Como já aqui disse, o meu interesse pelo programa é limitado e vejo-o mais como uma oportunidade de incutir hábitos saudáveis nos Portugueses. Infelizmente isso parece cada vez mais longe. Quando o “Peso Pesado” começou, a minha intenção era abordá-lo pela positiva, como um exemplo de esforço e didicação. Começo no entanto a pensar o contrário. Um exemplo do que não se deve fazer e o que está de errado na mentalidade das pessoas e de quem as orienta. Ora vejamos o excerto do encontro com a fisiologista Teresa Branco:



Começamos bem. A exaltação dos fenomenais resultados obtidos pelos concorrentes na pessagem de Domingo. Noutro enquadramento seriam de facto bastante interessantes, mas já tive oportunidade de comparar com o que se consegue nos EUA e não restam dúvidas de que ficaram bastante aquém. “Vê-se que foram rígidos com o plano”, disse ela. Pois… isso é que me assusta. “Foi muito fácil perder peso e agora é que começam as dificuldades”, acrescentou a fisiologista. Se a “especialista da matéria” tiver razão, então vai ser tempo perdido para todos os participantes menos um. Aquele que ganhar o prémio.

Se eu não conhecesse os aspectos nucleares da dieta e treino até podia comprar a ideia de que se pretende promover perdas de peso sustentáveis e não um espírito de competição. Mas ser competitivo faz mal a alguém? Na maior parte dos casos é um ingrediente do sucesso.
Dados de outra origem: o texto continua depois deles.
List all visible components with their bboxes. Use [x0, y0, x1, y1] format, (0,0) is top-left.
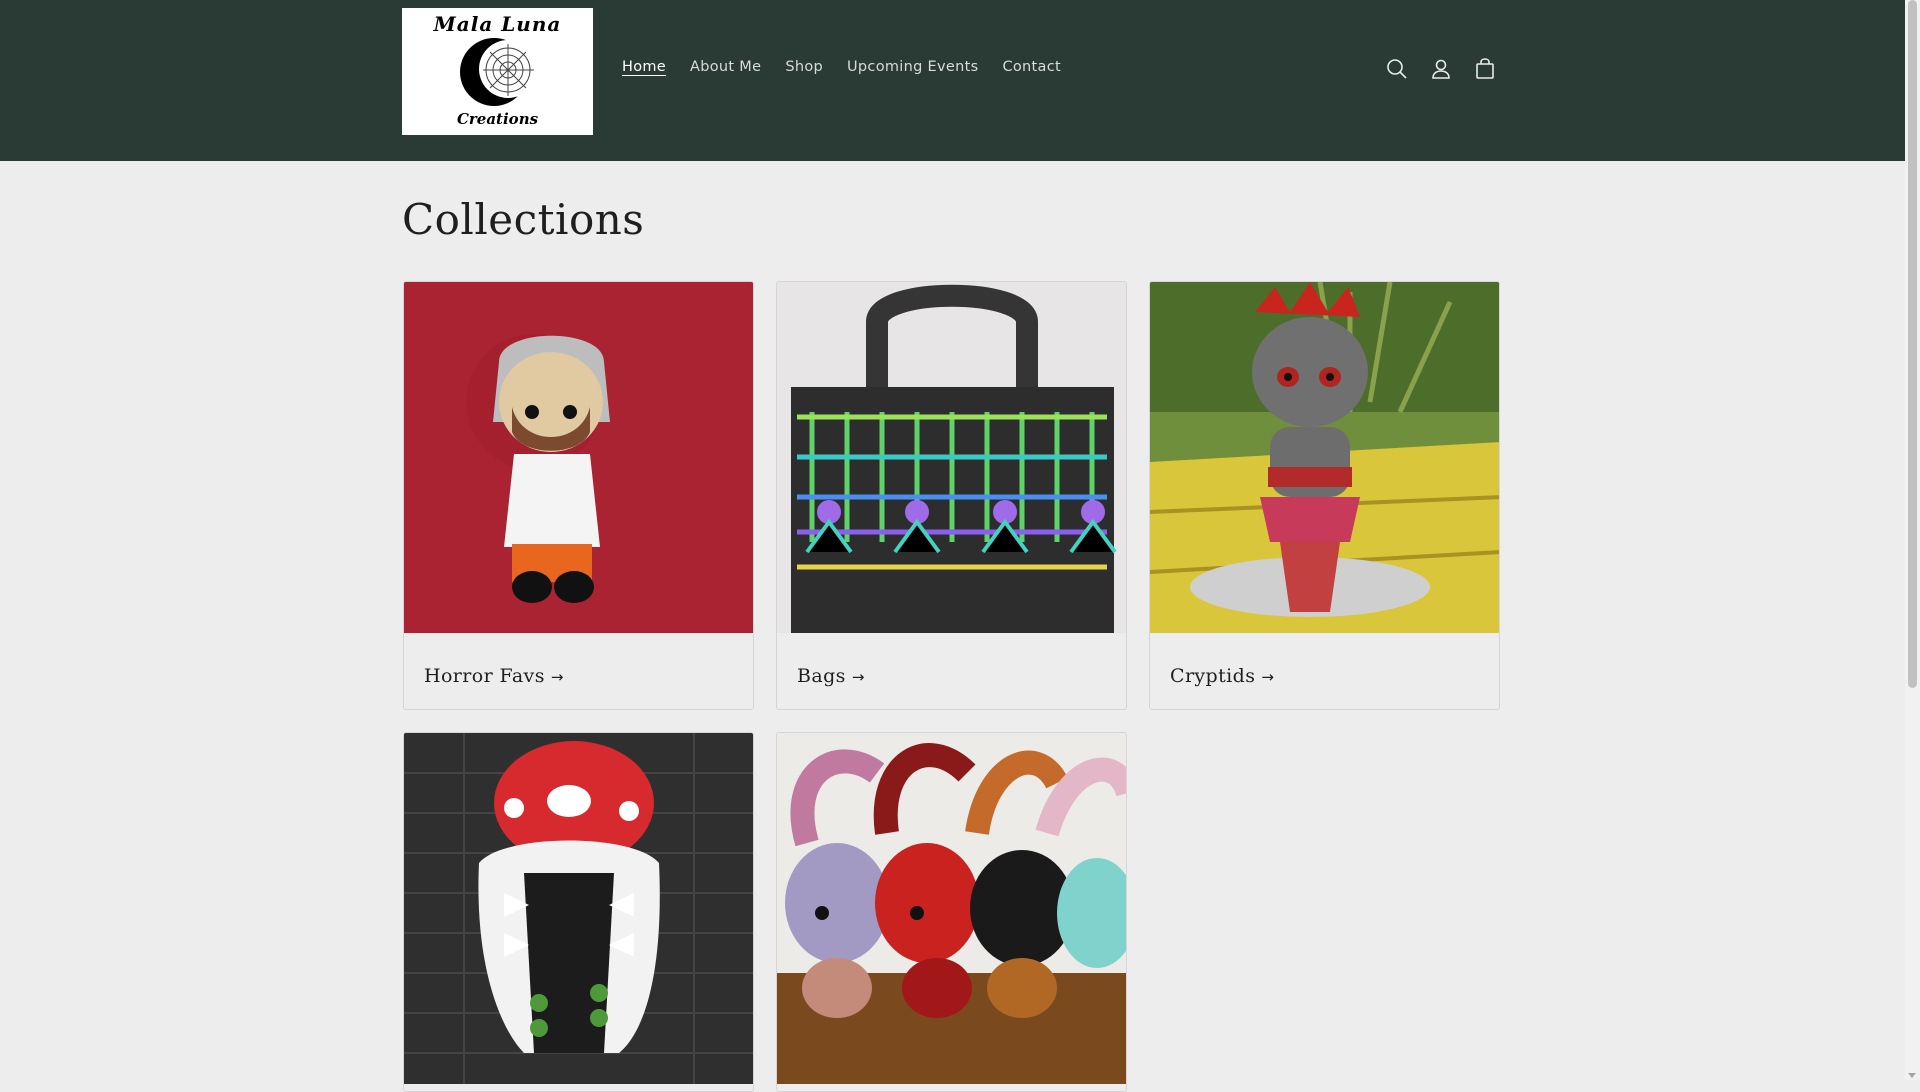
- moon-web-icon: [460, 38, 537, 106]
- scroll-down-arrow-icon[interactable]: [1908, 1073, 1916, 1078]
- collection-card-horror-favs[interactable]: Horror Favs →: [403, 281, 754, 710]
- logo-text-top: Mala Luna: [433, 12, 562, 36]
- scrollbar-thumb[interactable]: [1908, 0, 1917, 688]
- page-title: Collections: [402, 195, 645, 244]
- nav-shop[interactable]: Shop: [785, 59, 823, 83]
- collection-image[interactable]: [404, 282, 753, 633]
- nav-upcoming-events[interactable]: Upcoming Events: [847, 59, 978, 83]
- collection-title[interactable]: Horror Favs →: [424, 665, 564, 687]
- collection-card[interactable]: [403, 732, 754, 1092]
- collection-card-bags[interactable]: Bags →: [776, 281, 1127, 710]
- account-icon[interactable]: [1427, 55, 1455, 83]
- arrow-right-icon: →: [550, 668, 564, 686]
- collection-title[interactable]: Cryptids →: [1170, 665, 1274, 687]
- logo-text-bottom: Creations: [456, 110, 539, 128]
- collection-title[interactable]: Bags →: [797, 665, 865, 687]
- arrow-right-icon: →: [1261, 668, 1275, 686]
- nav-contact[interactable]: Contact: [1002, 59, 1061, 83]
- collection-image[interactable]: [777, 733, 1126, 1084]
- arrow-right-icon: →: [851, 668, 865, 686]
- site-header: Mala Luna Creations Home About Me Shop U…: [0, 0, 1905, 161]
- nav-home[interactable]: Home: [622, 59, 666, 83]
- search-icon[interactable]: [1383, 55, 1411, 83]
- collection-card-cryptids[interactable]: Cryptids →: [1149, 281, 1500, 710]
- collection-card[interactable]: [776, 732, 1127, 1092]
- collection-image[interactable]: [1150, 282, 1499, 633]
- collection-image[interactable]: [777, 282, 1126, 633]
- collection-image[interactable]: [404, 733, 753, 1084]
- site-logo[interactable]: Mala Luna Creations: [402, 8, 593, 135]
- main-nav: Home About Me Shop Upcoming Events Conta…: [622, 59, 1085, 83]
- page-scrollbar[interactable]: [1905, 0, 1920, 1080]
- nav-about-me[interactable]: About Me: [690, 59, 761, 83]
- cart-icon[interactable]: [1471, 55, 1499, 83]
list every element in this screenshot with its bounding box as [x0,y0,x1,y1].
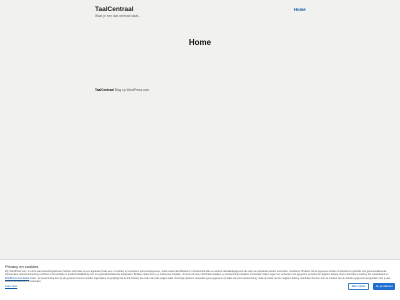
footer-brand-link[interactable]: TaalCentraal [95,88,114,92]
learn-more-link[interactable]: Lees meer [5,285,17,288]
accept-button[interactable]: Ja, ga akkoord [373,283,395,290]
cookie-text-part-1: Wij, WordPress.com, en onze samenwerking… [5,270,389,277]
nav-item-home[interactable]: Home [294,7,306,12]
footer-credit-text: Blog op WordPress.com. [113,88,150,92]
more-options-button[interactable]: Meer opties [348,283,369,290]
footer-credit: TaalCentraal Blog op WordPress.com. [95,88,150,92]
cookie-banner: Privacy en cookies Wij, WordPress.com, e… [0,259,400,300]
cookie-banner-title: Privacy en cookies [5,264,39,269]
site-title[interactable]: TaalCentraal [95,6,134,13]
page-title: Home [188,38,212,47]
cookie-text-part-2: inzien. Je toestemming kan op elk gewens… [5,276,391,283]
cookie-banner-text: Wij, WordPress.com, en onze samenwerking… [5,270,393,283]
site-tagline: Waar je een taal centraal staat... [95,14,141,18]
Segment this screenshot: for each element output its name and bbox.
Até parece nobre por parte da produção mas até agora só mostraram que pretendem explorar a vertente de reality show. Os Portugueses choram muito e lutam pouco pelos seus objectivos…

Não fugindo muito ao assunto principal, os enlatados vs vegatais frescos, deixem-me so salientar um ou outro ponto que me parecem relevantes neste momento. Segundo parece, os concorrentes não cozinham as próprias refeições e não participam na sua preparação. Não são ensinados a avaliar porções (o que é essencial numa dieta deste tipo, as que não funcionam) nem tão pouco aprendem a cozinhar de forma saudável. Se são hábitos a manter em casa, seria bom que os aprendessem não? Ou vai alguém da produção fazer-lhes o almoço todos os dias a casa?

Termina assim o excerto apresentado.